In a news conference ahead of UCLA‘s LA Bowl win over Boise State, Bruins coach Chip Kelly called for a complete revamping of college football’s structure following the forthcoming dissolution of the Pac-12.
“It’s sad,” Kelly said Friday. “The fact that there’s not going to be a Pac-12 next year, the fact that Washington State is not going to be [in] a conference next year, the fact that Oregon State is not going to be in a conference next year, we failed.”
Kelly’s solution includes establishing a conference commissioner and having football break away from other sports, something he has advocated for in the past. As conferences such as the Big Ten, SEC, Big 12 and ACC keep adding teams from, in some cases, both coasts, Kelly’s ideal scenario is for a version of independence that leads to consolidation.

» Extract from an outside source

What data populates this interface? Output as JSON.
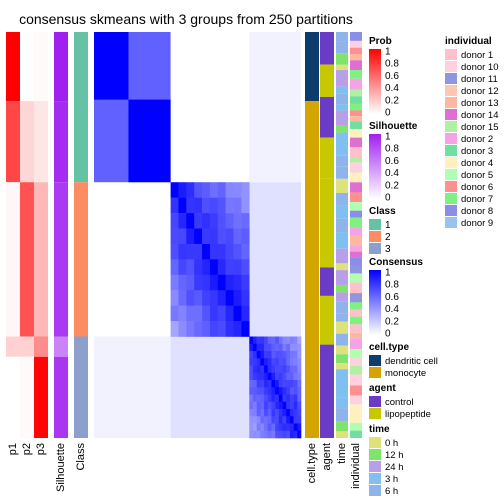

“I think we should all be independent in football,” Kelly said. “You can have a 64-team conference that’s in the Power 5 and you can have a 64-team conference in the Group of 5, and we separate it and we play each other.”

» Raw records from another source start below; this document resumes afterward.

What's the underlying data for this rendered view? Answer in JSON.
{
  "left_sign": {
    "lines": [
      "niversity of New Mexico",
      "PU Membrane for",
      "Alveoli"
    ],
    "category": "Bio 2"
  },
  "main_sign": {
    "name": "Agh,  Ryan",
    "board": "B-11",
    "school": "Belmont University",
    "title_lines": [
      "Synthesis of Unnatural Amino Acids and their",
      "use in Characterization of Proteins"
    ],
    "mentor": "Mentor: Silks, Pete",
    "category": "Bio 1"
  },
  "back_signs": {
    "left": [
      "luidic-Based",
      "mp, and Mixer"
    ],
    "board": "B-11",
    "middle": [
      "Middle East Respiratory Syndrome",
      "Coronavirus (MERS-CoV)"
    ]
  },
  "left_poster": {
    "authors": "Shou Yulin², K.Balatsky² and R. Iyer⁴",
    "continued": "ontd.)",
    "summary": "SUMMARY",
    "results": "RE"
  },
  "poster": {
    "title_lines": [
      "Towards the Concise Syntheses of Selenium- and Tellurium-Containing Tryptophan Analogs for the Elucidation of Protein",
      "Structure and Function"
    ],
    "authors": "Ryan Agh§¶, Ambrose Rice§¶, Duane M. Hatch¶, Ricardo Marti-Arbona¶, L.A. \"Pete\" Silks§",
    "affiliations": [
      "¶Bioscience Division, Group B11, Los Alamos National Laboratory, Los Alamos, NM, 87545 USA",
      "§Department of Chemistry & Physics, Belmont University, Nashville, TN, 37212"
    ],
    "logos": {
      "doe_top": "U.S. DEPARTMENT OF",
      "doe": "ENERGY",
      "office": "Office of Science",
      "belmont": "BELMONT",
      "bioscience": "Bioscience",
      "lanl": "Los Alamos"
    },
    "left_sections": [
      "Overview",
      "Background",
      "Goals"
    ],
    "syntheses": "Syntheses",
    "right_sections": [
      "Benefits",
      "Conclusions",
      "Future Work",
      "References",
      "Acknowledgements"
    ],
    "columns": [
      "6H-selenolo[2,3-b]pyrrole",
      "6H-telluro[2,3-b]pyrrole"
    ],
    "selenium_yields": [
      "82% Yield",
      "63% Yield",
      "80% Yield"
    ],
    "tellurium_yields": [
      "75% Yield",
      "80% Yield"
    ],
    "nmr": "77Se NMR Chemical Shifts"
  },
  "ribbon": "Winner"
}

Kelly said he believes there should be one TV contract that includes every conference, where potential regional divisions are sponsored by brands and the overall media offering is stronger and more appealing to potential TV partners.
“That’s a lot of games, and there’s a lot of people in the TV world that would go through it,” Kelly said. “You can sponsor each one. Instead of calling it Group of 5 and Power 5, you can call it Amazon, Nike, bid that out to things.”
Beyond the branding of conferences and divisions, Kelly explained how he believed the scheduling could work in this new format to retain rivalries while also creating new ones.
“You can have the West Coast teams and then every year, we play seven games against the West Coast teams, and then we play the East,” Kelly said. “So we play Syracuse, Boston College, Pitt, West Virginia, Virginia. Then the next year you play against the South while you still play your seven teams. You can play a seven-game schedule, you can play four against another division opponent, and you can always play against one Mountain team every year so that we can still keep those rivalries going.”
In what was perhaps the staunchest point of his answer, Kelly called for revenue sharing between schools and players, which, in his mind, would alleviate a lot of the murkiness that name, image and likeness has brought to the sport in recent years.
“The players should get paid, and you can get rid of [NIL] and the schools should be paying the players because the players are what the product is,” Kelly said. “And the fact that they don’t get paid is, really, the biggest travesty.”